Cuántas veces se pregunta uno qué demonios tendrá este equipo para hacer que, vaya mal o vaya peor, su afición sea inquebrantable. Porque, como pez chico que siempre –o casi siempre– ha sido, son innumerables los disgustos que produce este club abonado a la desgracia cotidiana, cuando no a la paparda inexplicable. Y sin embargo, pese a este sufrir nuestro de cada día, ahí están sus fieles, que permanecen incansables, esperando el milagro. Esos mismos fieles capaces de celebrar el gol del honor como si fuera una victoria, y una victoria como si fuera un título. Es el sino de este Racing: sufrir hasta en los triunfos; no en vano, nació perdiendo, y eso por fuerza tiene que imprimir carácter.
Precisamente por eso, por haber conocido los infiernos del fracaso, el sabor de la victoria es diferente para los racinguistas. ¿Qué es ganar para un culé o un merengue, sino pura rutina? Una mera costumbre, que deja el interés de cada jornada apenas en acertar lo abultado de la goleada de rigor. Y hasta de ganar se aburre uno; o al menos eso dicen, porque los verdiblancos, exceptuando algún paso fugaz por la segunda B o la tercera, apenas hemos podido experimentar esa sensación.
De perder, por el contrario, sabemos mucho más. De encadenar derrotas y del color del farolillo, de sacar la calculadora cuando se acerca el final de la temporada y hasta del cuento de la lechera. Hasta de ver aquel anuncio de los colchoneros en que el hijo le preguntaba al padre por qué eran del Atleti, y sonreírse pensando en qué sabrán ellos lo que es ser ‘el pupas’…
Así que cuando el Racing, después de esperar a estar contra las cuerdas, decide por fin sacar su grandeza en el momento más inesperado, lo hace para demostrar que la épica nunca pasará de moda. Que no importan todos los peligros, todas las ruinas y todas las amenazas de liquidación: hay sentimientos indestructibles.
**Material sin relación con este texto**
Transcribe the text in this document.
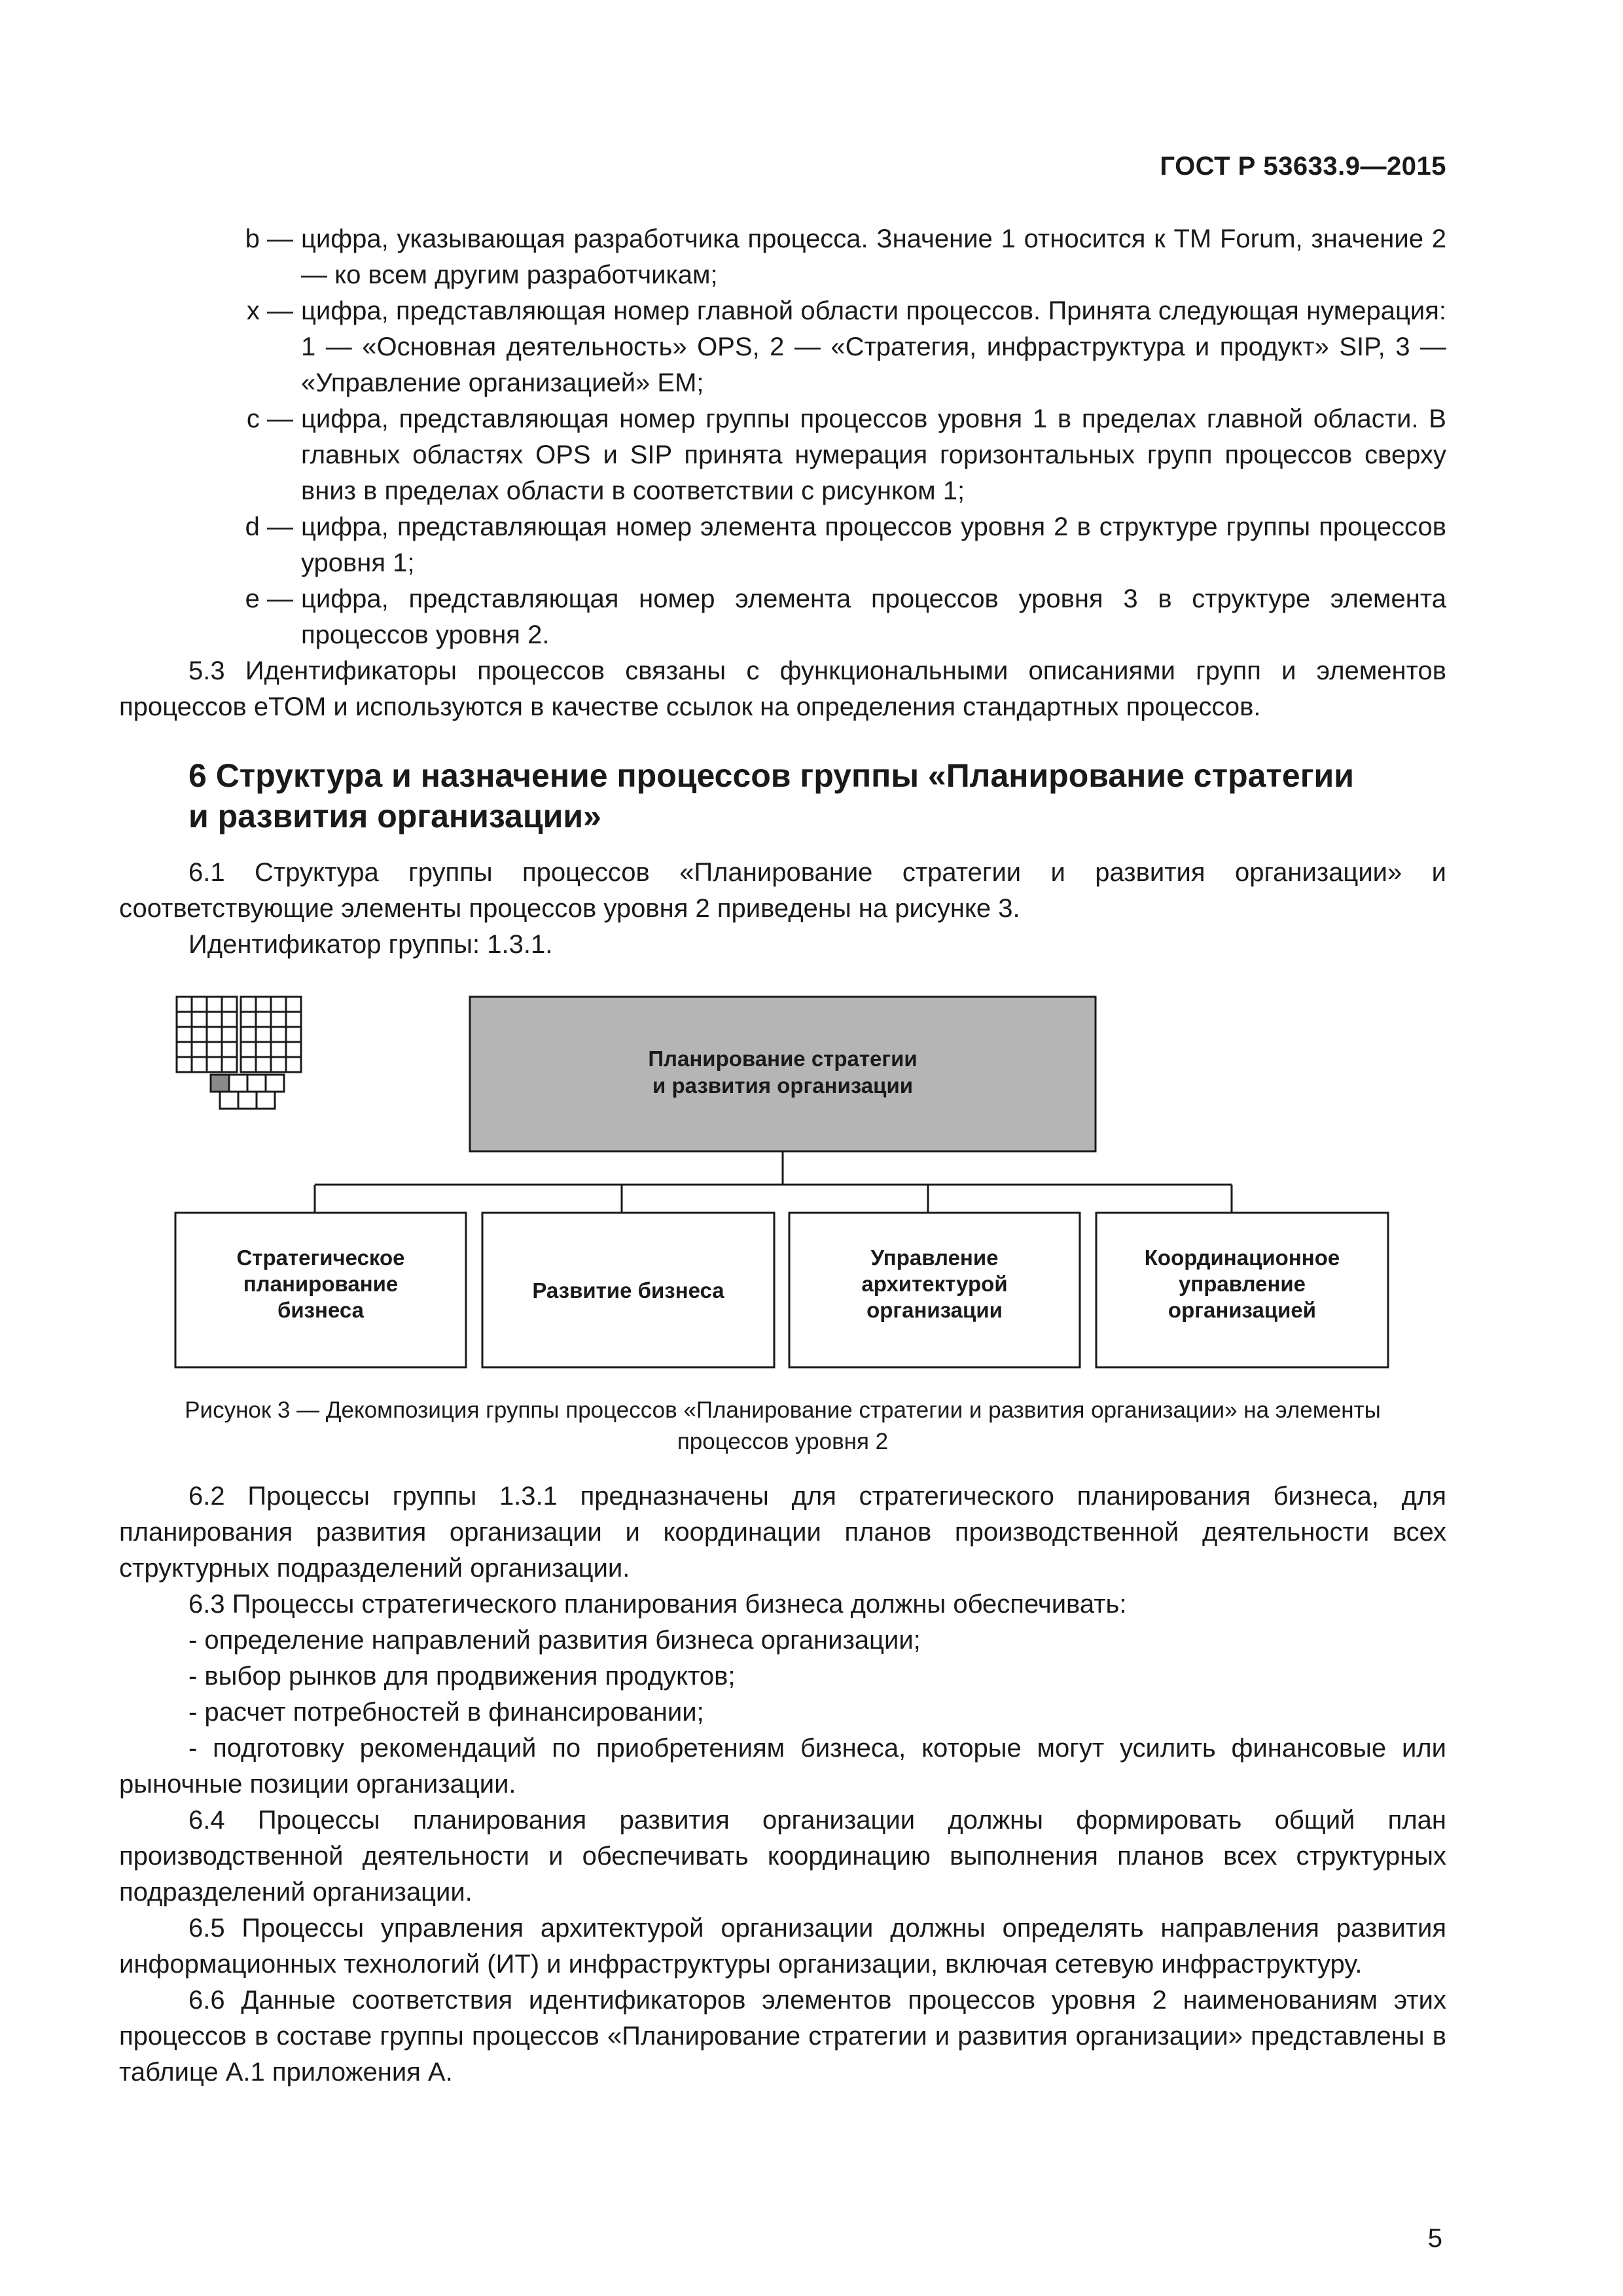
ГОСТ Р 53633.9—2015
b — цифра, указывающая разработчика процесса. Значение 1 относится к TM Forum, значение 2 — ко всем другим разработчикам;
x — цифра, представляющая номер главной области процессов. Принята следующая нумерация: 1 — «Основная деятельность» OPS, 2 — «Стратегия, инфраструктура и продукт» SIP, 3 — «Управление организацией» EM;
c — цифра, представляющая номер группы процессов уровня 1 в пределах главной области. В главных областях OPS и SIP принята нумерация горизонтальных групп процессов сверху вниз в пределах области в соответствии с рисунком 1;
d — цифра, представляющая номер элемента процессов уровня 2 в структуре группы процессов уровня 1;
e — цифра, представляющая номер элемента процессов уровня 3 в структуре элемента процессов уровня 2.

5.3 Идентификаторы процессов связаны с функциональными описаниями групп и элементов процессов eTOM и используются в качестве ссылок на определения стандартных процессов.

6 Структура и назначение процессов группы «Планирование стратегии
и развития организации»

6.1 Структура группы процессов «Планирование стратегии и развития организации» и соответствующие элементы процессов уровня 2 приведены на рисунке 3.

Идентификатор группы: 1.3.1.

Планирование стратегии
и развития организации
Стратегическое
планирование
бизнеса
Развитие бизнеса
Управление
архитектурой
организации
Координационное
управление
организацией
Рисунок 3 — Декомпозиция группы процессов «Планирование стратегии и развития организации» на элементы
процессов уровня 2

6.2 Процессы группы 1.3.1 предназначены для стратегического планирования бизнеса, для планирования развития организации и координации планов производственной деятельности всех структурных подразделений организации.

6.3 Процессы стратегического планирования бизнеса должны обеспечивать:

- определение направлений развития бизнеса организации;

- выбор рынков для продвижения продуктов;

- расчет потребностей в финансировании;

- подготовку рекомендаций по приобретениям бизнеса, которые могут усилить финансовые или рыночные позиции организации.

6.4 Процессы планирования развития организации должны формировать общий план производственной деятельности и обеспечивать координацию выполнения планов всех структурных подразделений организации.

6.5 Процессы управления архитектурой организации должны определять направления развития информационных технологий (ИТ) и инфраструктуры организации, включая сетевую инфраструктуру.

6.6 Данные соответствия идентификаторов элементов процессов уровня 2 наименованиям этих процессов в составе группы процессов «Планирование стратегии и развития организации» представлены в таблице А.1 приложения А.

5
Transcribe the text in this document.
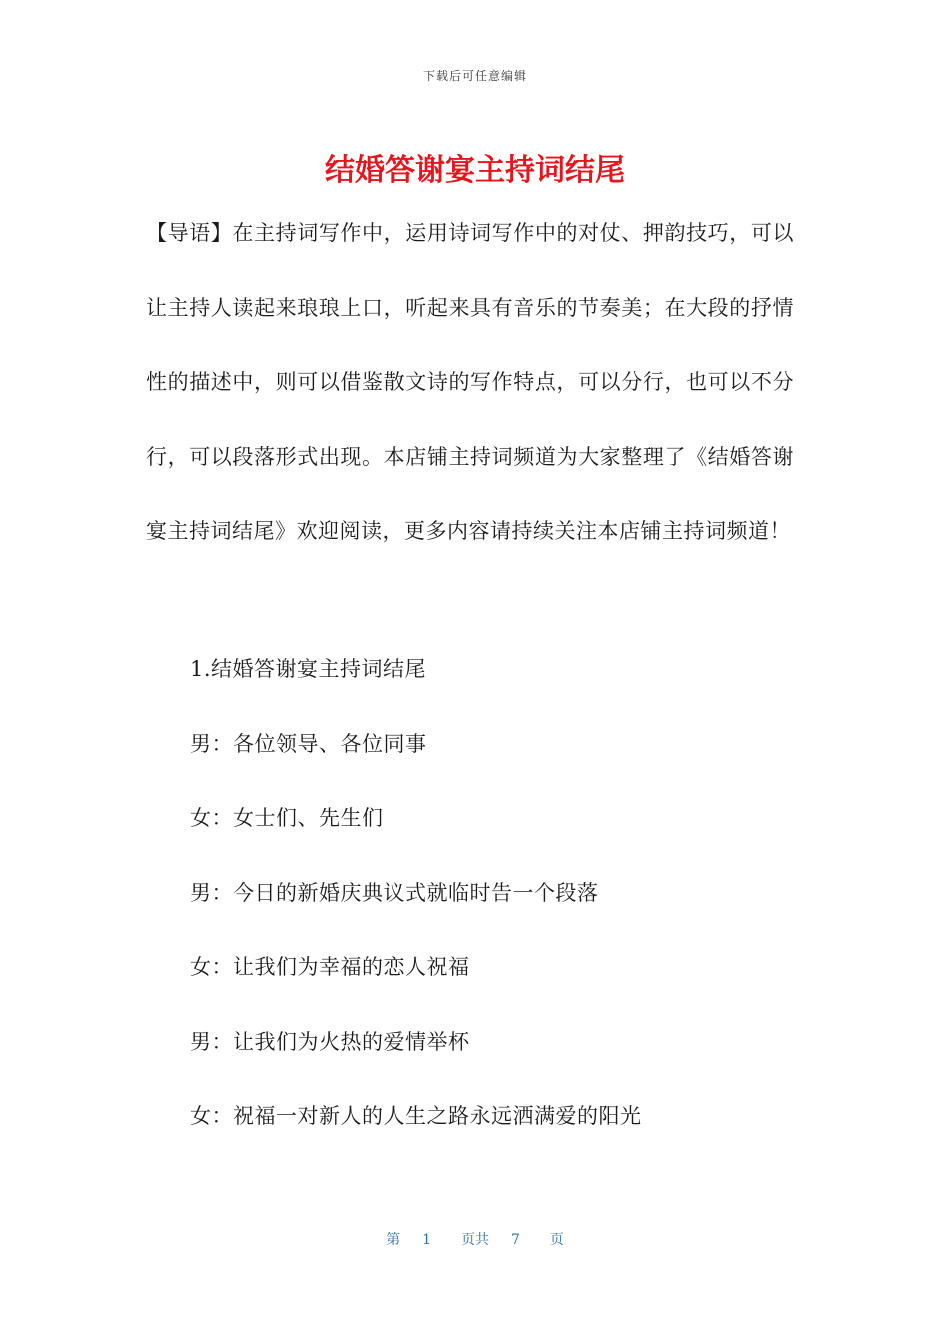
下载后可任意编辑
结婚答谢宴主持词结尾

【导语】在主持词写作中，运用诗词写作中的对仗、押韵技巧，可以让主持人读起来琅琅上口，听起来具有音乐的节奏美；在大段的抒情性的描述中，则可以借鉴散文诗的写作特点，可以分行，也可以不分行，可以段落形式出现。本店铺主持词频道为大家整理了《结婚答谢宴主持词结尾》欢迎阅读，更多内容请持续关注本店铺主持词频道！

1.结婚答谢宴主持词结尾
男：各位领导、各位同事
女：女士们、先生们
男：今日的新婚庆典议式就临时告一个段落
女：让我们为幸福的恋人祝福
男：让我们为火热的爱情举杯
女：祝福一对新人的人生之路永远洒满爱的阳光
第 1 页共 7 页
Cuando David Concha, en la noche del sábado, consiguió rematar a la red el rechace del portero lucense, estaba haciendo algo más que marcar un tanto. Lo sabíamos los diez mil que saltamos como posesos al ver entrar el gol, lo sabían los racinguistas de corazón que no podían estar allí, y lo sabía el propio Concha: cuando entre lágrimas se fundió con La Gradona en un abrazo no celebraba su gol, estaba dando vida a una comunidad que necesita mantener sus señas de identidad para no renunciar a ser ella misma.
La imagen del partido, la que todos los redactores jefe encargaron a sus fotógrafos, estaba en los banquillos, con dos mitos del racinguismo, uno a cada lado. Si Quique Setién es el último romántico del fútbol, con una forma diferente de entender este deporte dentro y fuera del campo, Pedro Munitis es la entrega absoluta y el profesionalismo. El sábado estuvieron en bandos distintos, aunque apenas noventa minutos; nada más terminar el partido, Setién volvió a incendiar los corazones de los racinguistas, aunque no sabemos si llegó a tocas sus carteras, zona todavía más sensible.
Pero en la fiesta de los dos colosos se coló David Concha, tal vez para regalarnos una premonición, mostrándonos cómo podría ser el Racing del futuro: Quique Setién en la dirección deportiva, Munitis en el banquillo y Concha en el ‘prao’, llevando unos galones para los que cada vez hace más méritos.
El sábado noche, más que fiebre, hubo suspense; ese sufrimiento interminable del que sabe que perder es morir. Sin embargo, tocaba milagro, y no lo esperábamos. Sólo por estos momentos de gloria merece la pena.